3 things to do when thrusting with the longsword

The perfect thrust is a thing of beauty. It is decisive, powerful, and it stops all counters and after blows from the opponent—in real life it ends the fight, and in competitions it makes the crowds cheer. So how do you perform the perfect thrust? Here are three simple things to practice.

  1. Pick the right target

As beautiful as the perfect thrust is, as embarrassing it is to get a double thrust or getting hit while thrusting. It’s not hard to imagine that there have been quite a few instances in history where both fencers have fallen to the ground pierced by each other’s blades. In a less sensitive time, it’s also easy to imagine that these fencers may have received some post mortem ridicule.

Picking the right target means that you thrust at an opening where you can close the incoming line of attack from the opponent to avoid a double hit.

Thrust to the heart, and we’re to blame… Dennis and me ending up on each other’s blades during a final at Swordfish

One way of training this is to move in behind your sword as you are closing a line and seek opposition of the blades. Another is to practise timing your thrust just as the opponent has moved into a position or guard.

2. Use the cross guard to protect your hands

Angling the blade makes it easier to make sure that your hands stay safe throughout the entire movement. If you start from a pflug position on your right-hand side and thrust to an extended ochs position, you should angle your blade to 45 degrees, to best protect your hands. If you are thrusting down the centre line, binding the opponent’s sword, you can simply turn the edge against his blade, to create a better angle of the thrust and protect the hands.

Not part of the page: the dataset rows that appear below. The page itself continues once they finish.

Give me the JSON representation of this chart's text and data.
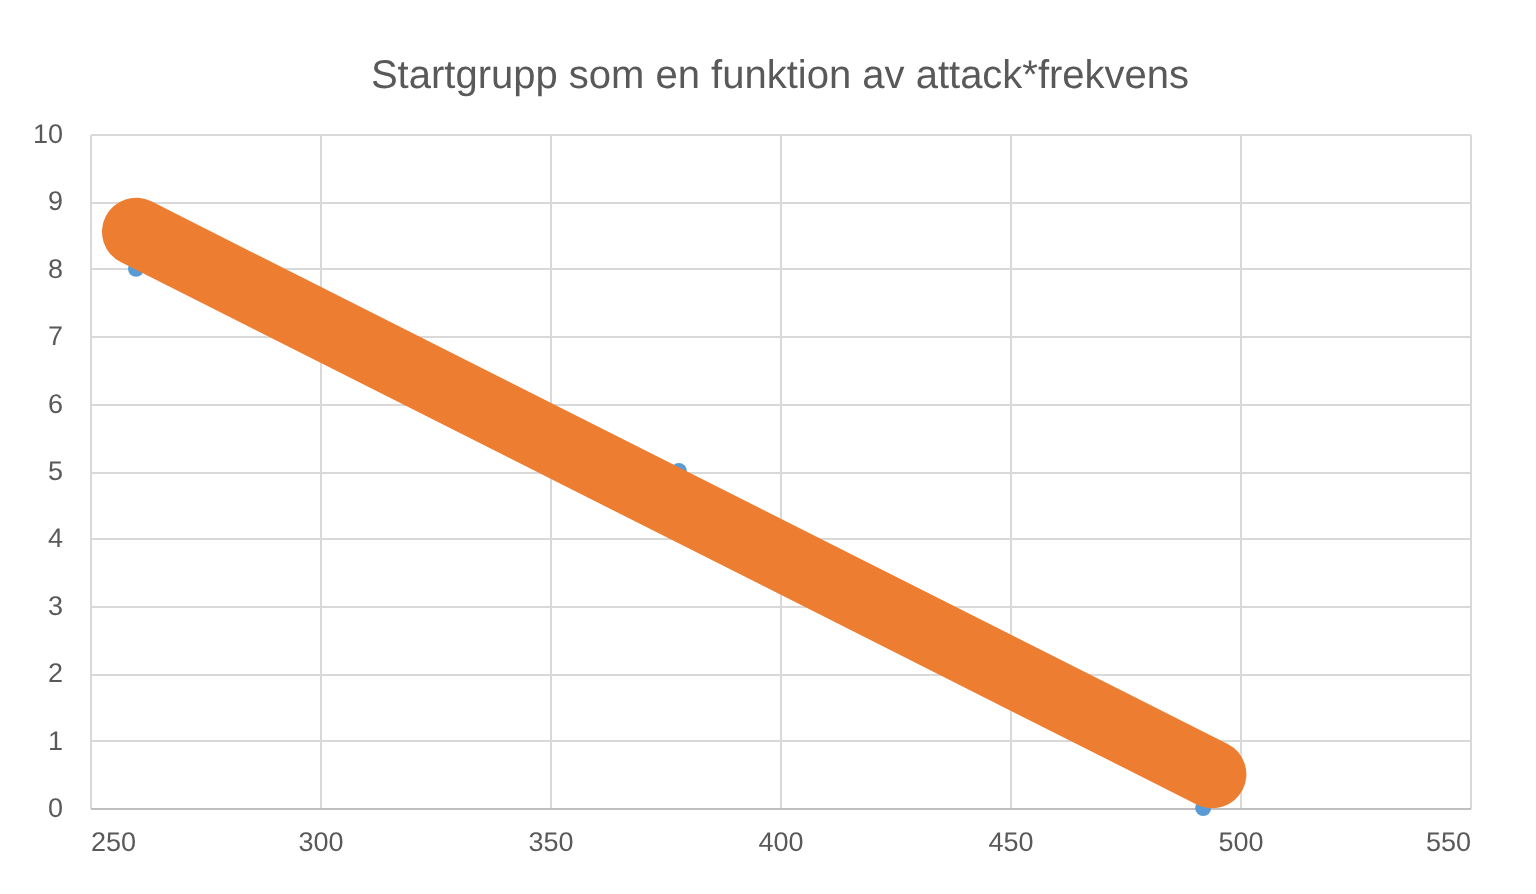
{
  "chart_data": {
    "type": "scatter",
    "title": "Startgrupp som en funktion av attack*frekvens",
    "xlim": [
      250,
      550
    ],
    "xticks": [
      250,
      300,
      350,
      400,
      450,
      500,
      550
    ],
    "ylim": [
      0,
      10
    ],
    "yticks": [
      0,
      1,
      2,
      3,
      4,
      5,
      6,
      7,
      8,
      9,
      10
    ],
    "grid": true,
    "series": [
      {
        "type": "scatter",
        "color": "#5b9bd5",
        "marker": "circle",
        "x": [
          260,
          378,
          492
        ],
        "values": [
          8,
          5,
          0
        ]
      },
      {
        "type": "line",
        "color": "#ed7d31",
        "x": [
          260,
          494
        ],
        "values": [
          8.55,
          0.5
        ]
      }
    ]
  }
}
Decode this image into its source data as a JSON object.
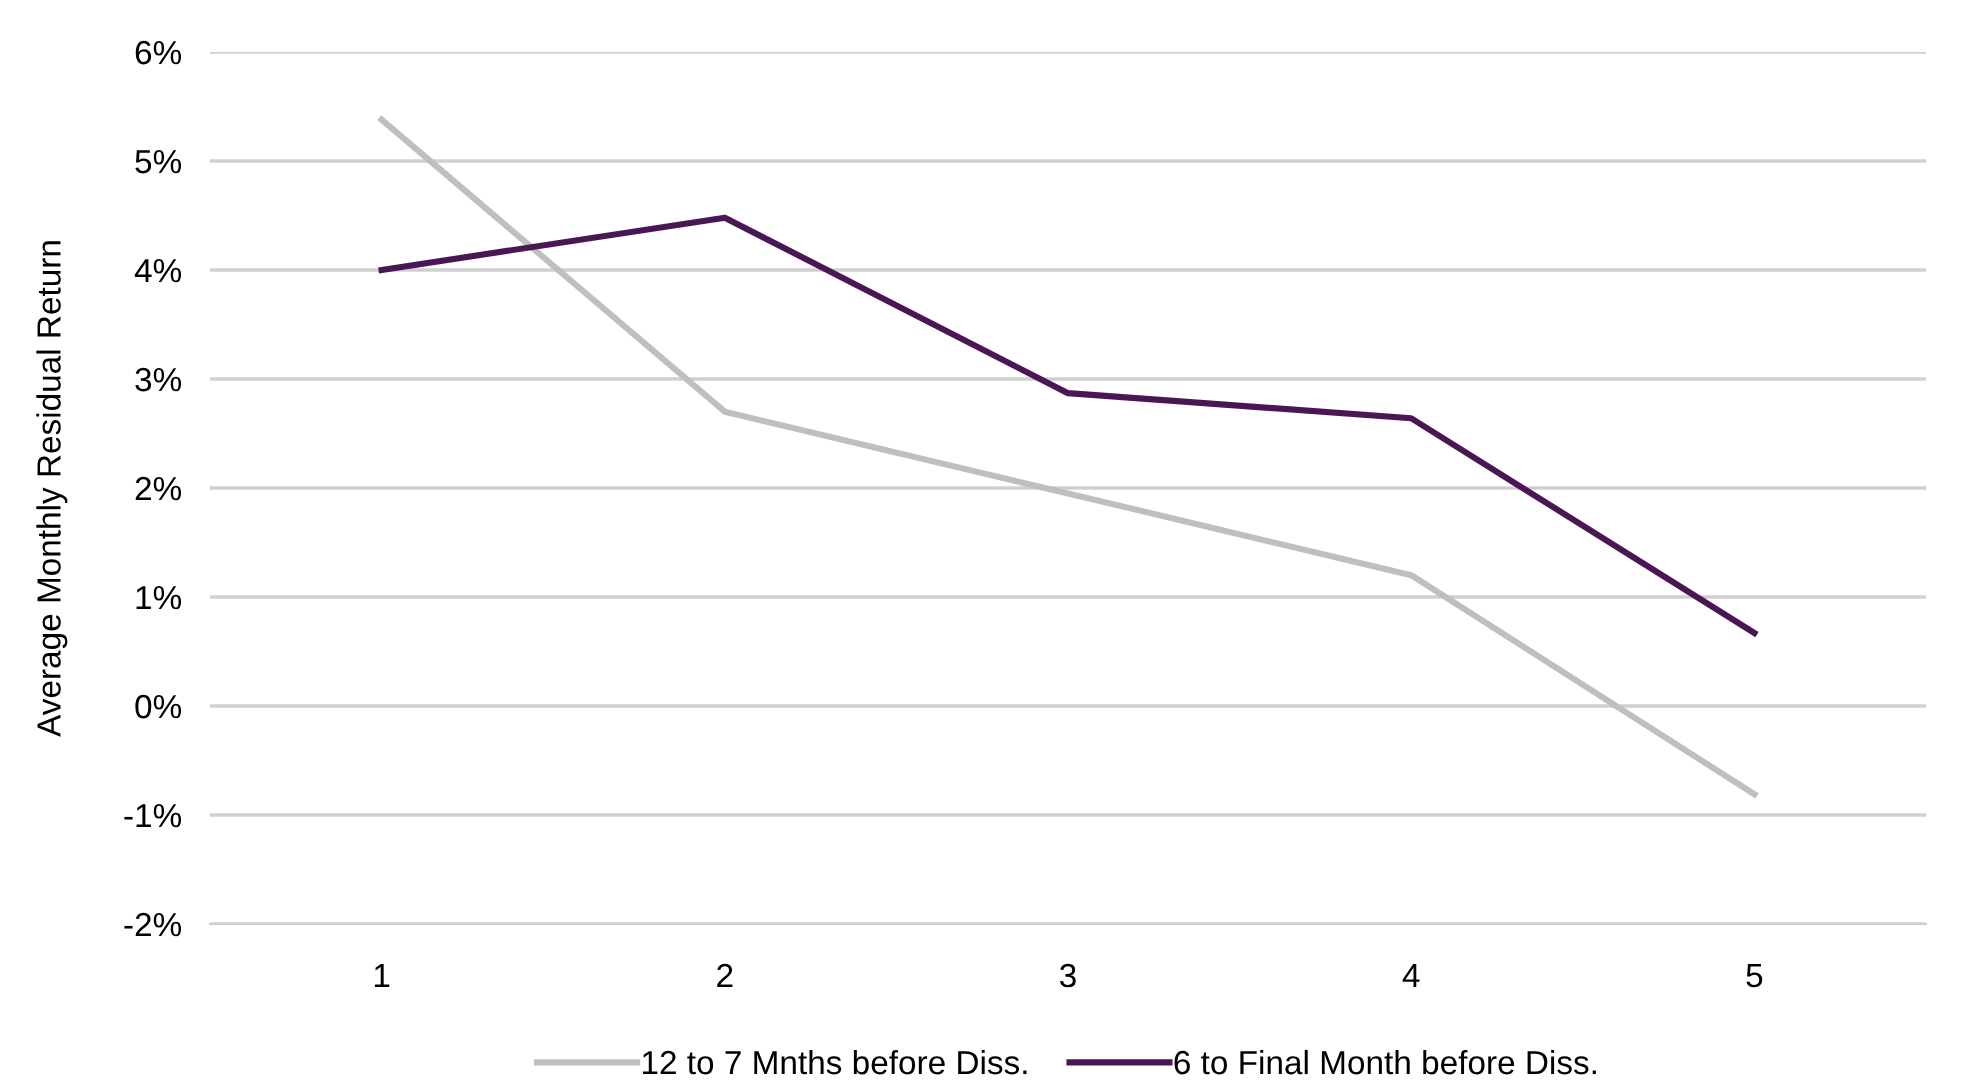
{
  "chart_data": {
    "type": "line",
    "ylabel": "Average Monthly Residual Return",
    "categories": [
      "1",
      "2",
      "3",
      "4",
      "5"
    ],
    "series": [
      {
        "name": "12 to 7 Mnths before Diss.",
        "color": "#bfbfbf",
        "values": [
          0.0538,
          0.027,
          0.0195,
          0.012,
          -0.0081
        ]
      },
      {
        "name": "6 to Final Month before Diss.",
        "color": "#4b1654",
        "values": [
          0.04,
          0.0448,
          0.0287,
          0.0264,
          0.0067
        ]
      }
    ],
    "ylim": [
      -0.02,
      0.06
    ],
    "yticks": [
      {
        "value": -0.02,
        "label": "-2%"
      },
      {
        "value": -0.01,
        "label": "-1%"
      },
      {
        "value": 0,
        "label": "0%"
      },
      {
        "value": 0.01,
        "label": "1%"
      },
      {
        "value": 0.02,
        "label": "2%"
      },
      {
        "value": 0.03,
        "label": "3%"
      },
      {
        "value": 0.04,
        "label": "4%"
      },
      {
        "value": 0.05,
        "label": "5%"
      },
      {
        "value": 0.06,
        "label": "6%"
      }
    ],
    "grid": "y",
    "legend": "bottom",
    "marker": "none",
    "line_style": "solid"
  }
}
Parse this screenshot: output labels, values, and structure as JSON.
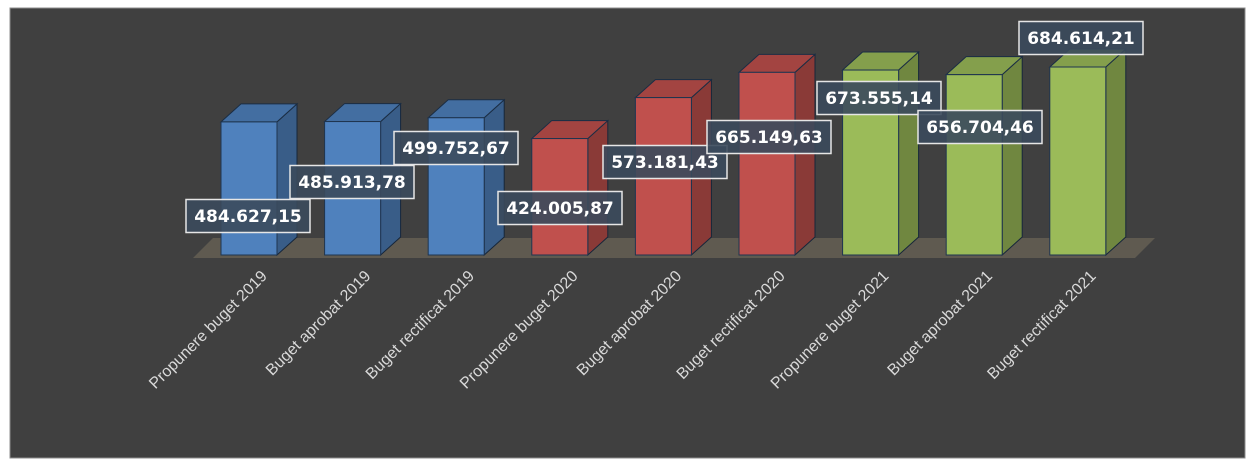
{
  "chart_data": {
    "type": "bar3d",
    "categories": [
      "Propunere buget 2019",
      "Buget aprobat 2019",
      "Buget rectificat 2019",
      "Propunere buget 2020",
      "Buget aprobat 2020",
      "Buget rectificat 2020",
      "Propunere buget 2021",
      "Buget aprobat 2021",
      "Buget rectificat 2021"
    ],
    "values": [
      484627.15,
      485913.78,
      499752.67,
      424005.87,
      573181.43,
      665149.63,
      673555.14,
      656704.46,
      684614.21
    ],
    "value_labels": [
      "484.627,15",
      "485.913,78",
      "499.752,67",
      "424.005,87",
      "573.181,43",
      "665.149,63",
      "673.555,14",
      "656.704,46",
      "684.614,21"
    ],
    "colors": [
      "#4f81bd",
      "#4f81bd",
      "#4f81bd",
      "#c0504d",
      "#c0504d",
      "#c0504d",
      "#9bbb59",
      "#9bbb59",
      "#9bbb59"
    ]
  }
}
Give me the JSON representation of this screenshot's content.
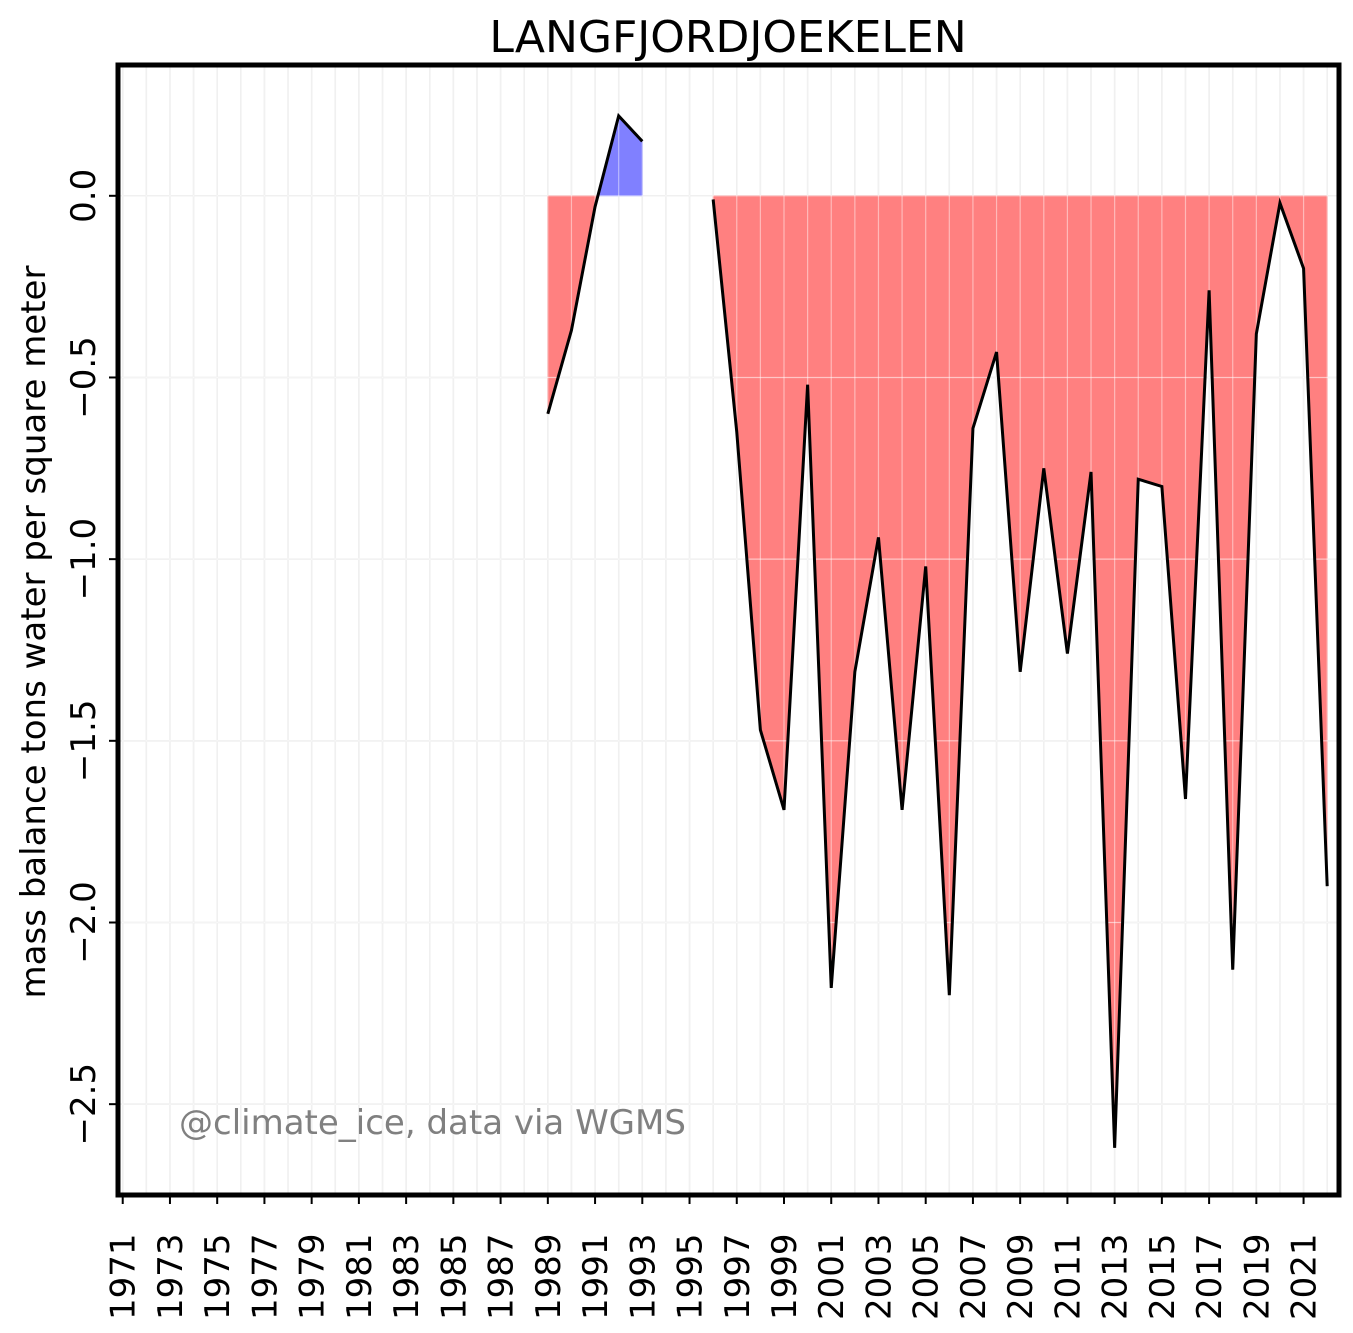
{
  "chart_data": {
    "type": "line",
    "title": "LANGFJORDJOEKELEN",
    "xlabel": "",
    "ylabel": "mass balance tons water per square meter",
    "credit": "@climate_ice, data via WGMS",
    "xlim": [
      1970.8,
      2022.5
    ],
    "ylim": [
      -2.75,
      0.36
    ],
    "x_tick_labels": [
      "1971",
      "1973",
      "1975",
      "1977",
      "1979",
      "1981",
      "1983",
      "1985",
      "1987",
      "1989",
      "1991",
      "1993",
      "1995",
      "1997",
      "1999",
      "2001",
      "2003",
      "2005",
      "2007",
      "2009",
      "2011",
      "2013",
      "2015",
      "2017",
      "2019",
      "2021"
    ],
    "y_ticks": [
      0.0,
      -0.5,
      -1.0,
      -1.5,
      -2.0,
      -2.5
    ],
    "y_tick_labels": [
      "0.0",
      "−0.5",
      "−1.0",
      "−1.5",
      "−2.0",
      "−2.5"
    ],
    "grid": true,
    "colors": {
      "line": "#000000",
      "negative_fill": "#ff8080",
      "positive_fill": "#8080ff",
      "grid": "#e6e6e6",
      "credit": "#808080"
    },
    "series": [
      {
        "segment": 1,
        "x": [
          1989,
          1990,
          1991,
          1992,
          1993
        ],
        "y": [
          -0.6,
          -0.37,
          -0.03,
          0.22,
          0.15
        ]
      },
      {
        "segment": 2,
        "x": [
          1996,
          1997,
          1998,
          1999,
          2000,
          2001,
          2002,
          2003,
          2004,
          2005,
          2006,
          2007,
          2008,
          2009,
          2010,
          2011,
          2012,
          2013,
          2014,
          2015,
          2016,
          2017,
          2018,
          2019,
          2020,
          2021,
          2022
        ],
        "y": [
          -0.01,
          -0.65,
          -1.47,
          -1.69,
          -0.52,
          -2.18,
          -1.31,
          -0.94,
          -1.69,
          -1.02,
          -2.2,
          -0.64,
          -0.43,
          -1.31,
          -0.75,
          -1.26,
          -0.76,
          -2.62,
          -0.78,
          -0.8,
          -1.66,
          -0.26,
          -2.13,
          -0.38,
          -0.02,
          -0.2,
          -1.9
        ]
      }
    ]
  }
}
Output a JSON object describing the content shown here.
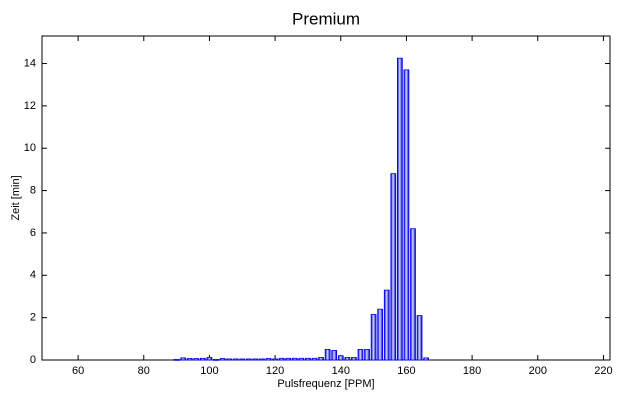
{
  "chart_data": {
    "type": "bar",
    "title": "Premium",
    "x_label": "Pulsfrequenz [PPM]",
    "y_label": "Zeit [min]",
    "x": [
      90,
      92,
      94,
      96,
      98,
      100,
      102,
      104,
      106,
      108,
      110,
      112,
      114,
      116,
      118,
      120,
      122,
      124,
      126,
      128,
      130,
      132,
      134,
      136,
      138,
      140,
      142,
      144,
      146,
      148,
      150,
      152,
      154,
      156,
      158,
      160,
      162,
      164,
      166
    ],
    "values": [
      0.03,
      0.1,
      0.07,
      0.07,
      0.08,
      0.12,
      0.03,
      0.07,
      0.05,
      0.05,
      0.05,
      0.05,
      0.05,
      0.05,
      0.07,
      0.05,
      0.08,
      0.08,
      0.08,
      0.08,
      0.08,
      0.08,
      0.12,
      0.5,
      0.45,
      0.2,
      0.12,
      0.12,
      0.5,
      0.5,
      2.15,
      2.4,
      3.3,
      8.8,
      14.25,
      13.7,
      6.2,
      2.1,
      0.1
    ],
    "color": "#0000ff",
    "xlim": [
      49,
      222
    ],
    "xticks": [
      60,
      80,
      100,
      120,
      140,
      160,
      180,
      200,
      220
    ],
    "ylim": [
      0,
      15.3
    ],
    "yticks": [
      0,
      2,
      4,
      6,
      8,
      10,
      12,
      14
    ]
  }
}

Leading with the tip, closing the line, stabbing the face. Pretty.

3. Extend the arms before stepping

The thrust starts with the extension of the arms, creating a threat behind which your body moves. Executed well the motion is smooth and fluid, but it is important that they do actually move first. The extended blade presents a threat that the opponent will have to deal with and it lets you close an incoming line as well, to prevent a counter thrust.

After the extension of the arms you step. Thrusting can be done both with a simple step or passing step and this depends on how far your thrust must travel as well as how you bind the opponent.

If you connect with the opponent’s blade, try to remain in the bind to prevent the after blow. Disengaging to parry incoming blades, or pushing forward to close the distance and wrestle, should be done depending on what is the safest course of action.

Thrust to the face, closing the line at Swordfish.